No, that would put your equation in the right form.
1 Like
Thank you for pointing this.
I am a bit confused since all the paths I get when simulating this process are positive:
For the comparison, using the jumpdiff library from python and simulating the same process, the paths look like this:
Is there any reason, why Julia’s path gives only positive value (some shifting etc.), or is there something else wrong?
I am using the following code for the Julia path:
using DifferentialEquations, Plots, JumpProcesses
timestep = Float64(0.05)
t = range(0, timestep, length=100)
function f(du, u, p, t)
du[1] = -u[1]
end
rate(u, p, t) = 1.0
function affect!(integrator)
integrator.u[1] += 1
nothing
end
jump = ConstantRateJump(rate, affect!)
prob = ODEProblem(f, [0.0], (10.0, 100.0))
jump_prob = JumpProblem(prob, Direct(), jump)

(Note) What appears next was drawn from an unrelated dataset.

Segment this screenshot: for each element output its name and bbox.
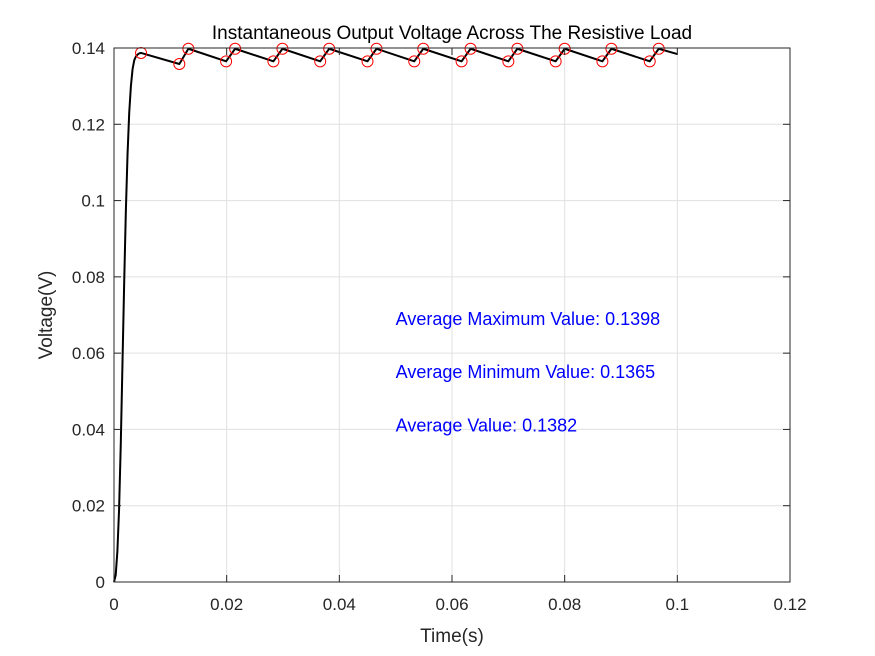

sol = solve(jump_prob, Tsit5(), saveat=timestep)
plot(sol)
Dan
June 5, 2024, 9:09pm
4
The jump amplitude parameter in Python jumpdiff library is the standard deviation of a Gaussian distributed jump N(0,sigma^2)
and as such can take both negative and positive values.
In the Julia code:
function affect!(integrator)
integrator.u[1] += 1
nothing
end
the jump is a +1 jump only (at a specified rate). To get the same as the Python effect use:
function affect!(integrator)
integrator.u[1] += randn()
nothing
end
1 Like
Thanks, that makes much more sense now!